Renato Mosca, embaixador do Brasil na Itália, fala sobre o acordo Mercosul–União Europeia durante o LIDE Brasil Itália Fórum. (Foto: Bruna Lopes/LIDE)
O embaixador do Brasil na Itália, Renato Mosca, avaliou que o acordo Mercosul–União Europeia deve avançar no Conselho Europeu e afirmou que a relação econômica entre Brasil e Itália sustenta o ambiente político necessário para a aprovação do tratado. Ele descartou resistências formais por parte do governo italiano e disse que as preocupações expressas pelo setor agrícola têm caráter interno e não comprometem o posicionamento oficial.
“A relação entre o Brasil e a Itália do ponto de vista econômico comercial é muito intensa. São muitos interesses que o setor industrial e o setor de serviços têm no Brasil e no Mercosul”, disse Mosca, afirmando que há “mais de mil empresas italianas instaladas no Brasil”. Segundo o embaixador, “sempre, nesses dois anos em que estou à frente da embaixada, escuto das autoridades italianas o apoio ao acordo”.
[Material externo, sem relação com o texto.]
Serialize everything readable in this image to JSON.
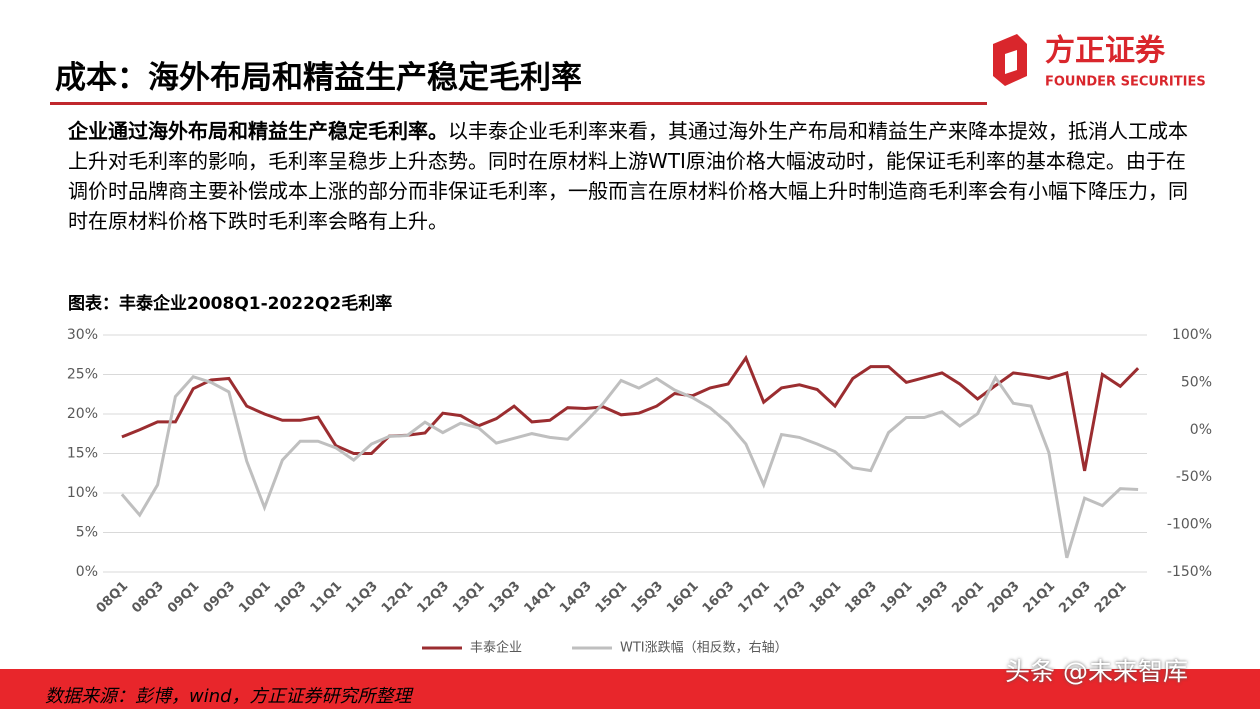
{
  "header": {
    "title": "成本：海外布局和精益生产稳定毛利率",
    "logo_cn": "方正证券",
    "logo_en": "FOUNDER SECURITIES"
  },
  "paragraph": {
    "lead": "企业通过海外布局和精益生产稳定毛利率。",
    "body": "以丰泰企业毛利率来看，其通过海外生产布局和精益生产来降本提效，抵消人工成本上升对毛利率的影响，毛利率呈稳步上升态势。同时在原材料上游WTI原油价格大幅波动时，能保证毛利率的基本稳定。由于在调价时品牌商主要补偿成本上涨的部分而非保证毛利率，一般而言在原材料价格大幅上升时制造商毛利率会有小幅下降压力，同时在原材料价格下跌时毛利率会略有上升。"
  },
  "chart_data": {
    "type": "line",
    "title": "图表：丰泰企业2008Q1-2022Q2毛利率",
    "categories": [
      "08Q1",
      null,
      "08Q3",
      null,
      "09Q1",
      null,
      "09Q3",
      null,
      "10Q1",
      null,
      "10Q3",
      null,
      "11Q1",
      null,
      "11Q3",
      null,
      "12Q1",
      null,
      "12Q3",
      null,
      "13Q1",
      null,
      "13Q3",
      null,
      "14Q1",
      null,
      "14Q3",
      null,
      "15Q1",
      null,
      "15Q3",
      null,
      "16Q1",
      null,
      "16Q3",
      null,
      "17Q1",
      null,
      "17Q3",
      null,
      "18Q1",
      null,
      "18Q3",
      null,
      "19Q1",
      null,
      "19Q3",
      null,
      "20Q1",
      null,
      "20Q3",
      null,
      "21Q1",
      null,
      "21Q3",
      null,
      "22Q1",
      null
    ],
    "series": [
      {
        "name": "丰泰企业",
        "color": "#9b2d30",
        "values": [
          17.1,
          18,
          19,
          19,
          23.2,
          24.3,
          24.5,
          21,
          20,
          19.2,
          19.2,
          19.6,
          16,
          15,
          15,
          17.2,
          17.3,
          17.6,
          20.1,
          19.8,
          18.5,
          19.4,
          21,
          19,
          19.2,
          20.8,
          20.7,
          20.9,
          19.9,
          20.1,
          21,
          22.6,
          22.3,
          23.3,
          23.8,
          27.1,
          21.5,
          23.3,
          23.7,
          23.1,
          21,
          24.5,
          26,
          26,
          24,
          24.6,
          25.2,
          23.8,
          21.9,
          23.6,
          25.2,
          24.9,
          24.5,
          25.2,
          12.8,
          25,
          23.5,
          25.8
        ]
      },
      {
        "name": "WTI涨跌幅（相反数，右轴）",
        "color": "#bfbfbf",
        "axis": "y2",
        "values": [
          -68,
          -90,
          -58,
          35,
          56,
          50,
          40,
          -33,
          -82,
          -32,
          -12,
          -12,
          -19,
          -32,
          -15,
          -7,
          -6,
          8,
          -3,
          7,
          2,
          -14,
          -9,
          -4,
          -8,
          -10,
          8,
          28,
          52,
          44,
          54,
          42,
          34,
          23,
          7,
          -15,
          -58,
          -5,
          -8,
          -15,
          -23,
          -40,
          -43,
          -3,
          13,
          13,
          19,
          4,
          17,
          55,
          28,
          25,
          -24,
          -135,
          -72,
          -80,
          -62,
          -63
        ]
      }
    ],
    "ylim": [
      0,
      30
    ],
    "yticks": [
      {
        "value": 0,
        "label": "0%"
      },
      {
        "value": 5,
        "label": "5%"
      },
      {
        "value": 10,
        "label": "10%"
      },
      {
        "value": 15,
        "label": "15%"
      },
      {
        "value": 20,
        "label": "20%"
      },
      {
        "value": 25,
        "label": "25%"
      },
      {
        "value": 30,
        "label": "30%"
      }
    ],
    "y2lim": [
      -150,
      100
    ],
    "y2ticks": [
      {
        "value": -150,
        "label": "-150%"
      },
      {
        "value": -100,
        "label": "-100%"
      },
      {
        "value": -50,
        "label": "-50%"
      },
      {
        "value": 0,
        "label": "0%"
      },
      {
        "value": 50,
        "label": "50%"
      },
      {
        "value": 100,
        "label": "100%"
      }
    ],
    "grid": true,
    "legend": "bottom"
  },
  "source": "数据来源：彭博，wind，方正证券研究所整理",
  "watermark": "头条 @未来智库"
}
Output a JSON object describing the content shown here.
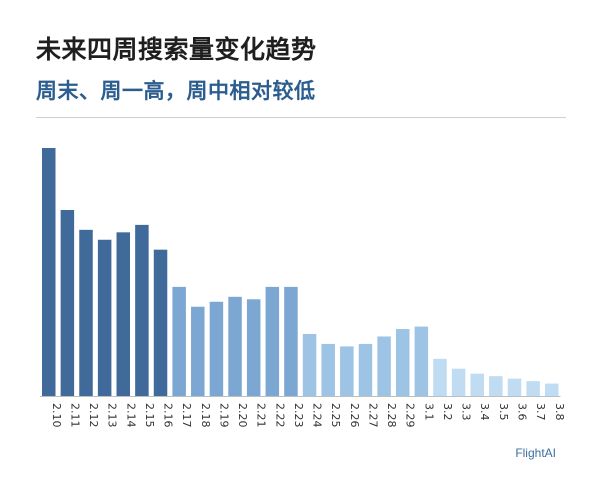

Ele explicou que, com a retomada das negociações em meados de 2023, o setor agrícola italiano passou a “vocalizar certas preocupações em relação ao acordo”, ligadas à competitividade agrícola do Mercosul. Mas afirmou que essas manifestações são “preocupações internas”, que “precisam ser compreendidas” para assegurar benefícios mútuos, e não representam oposição ao tratado. “Eu não vejo nenhuma dificuldade na aprovação, o governo aqui é muito claro no apoio que dará no Conselho Europeu”, declarou.
Mosca disse ver “com muita tranquilidade e muito otimismo” o andamento das etapas seguintes, indicando que, após a aprovação no Conselho Europeu, haverá “um caminho pavimentado” para o Parlamento Europeu. Ele também citou a viagem da presidente da Comissão Europeia, Ursula von der Leyen, ao Brasil em 20 de dezembro como momento planejado para a assinatura do acordo.
O embaixador ressaltou que o tratado tem três pilares — “político, de cooperação e de comércio” — e classificou o intercâmbio econômico atual como “modesto”, apesar do histórico consolidado entre os países. Segundo ele, o comércio bilateral de cerca de 10 bilhões ainda opera abaixo do potencial, embora tenha registrado crescimento de 10% em 2024 e novamente em 2025. “O acordo será um horizonte que se abre com a redução progressiva das tarifas”, afirmou, acrescentando que “mais comércio significa mais riqueza, mais emprego, mais desenvolvimento”.
Mosca também comentou a cooperação jurídica entre Brasil e Itália, afirmando que o tratado de extradição é claro em suas previsões e que os dois países têm atuado em “círculo virtuoso” na área criminal. Ele mencionou que casos envolvendo cidadãos brasileiros seguem o rito previsto para extradição para “instituição do processo”, ressaltando que decisões passam pelas Cortes italianas e, em última instância, pelo Ministério da Justiça.
Ao comentar a COP30, o embaixador afirmou que a preparação do evento resultou de “uma parceria de mais de ano” e destacou a participação italiana em pavilhões e debates. Ele disse que não houve dificuldades na cooperação bilateral sobre clima, classificando a postura italiana como convergente em relação às preocupações ambientais.
Mosca concluiu que o ritmo processual no tema de extradições segue padrões italianos e disse esperar uma decisão “em mais uns meses”, explicando que a defesa e os recursos podem estender prazos, como previsto na legislação europeia.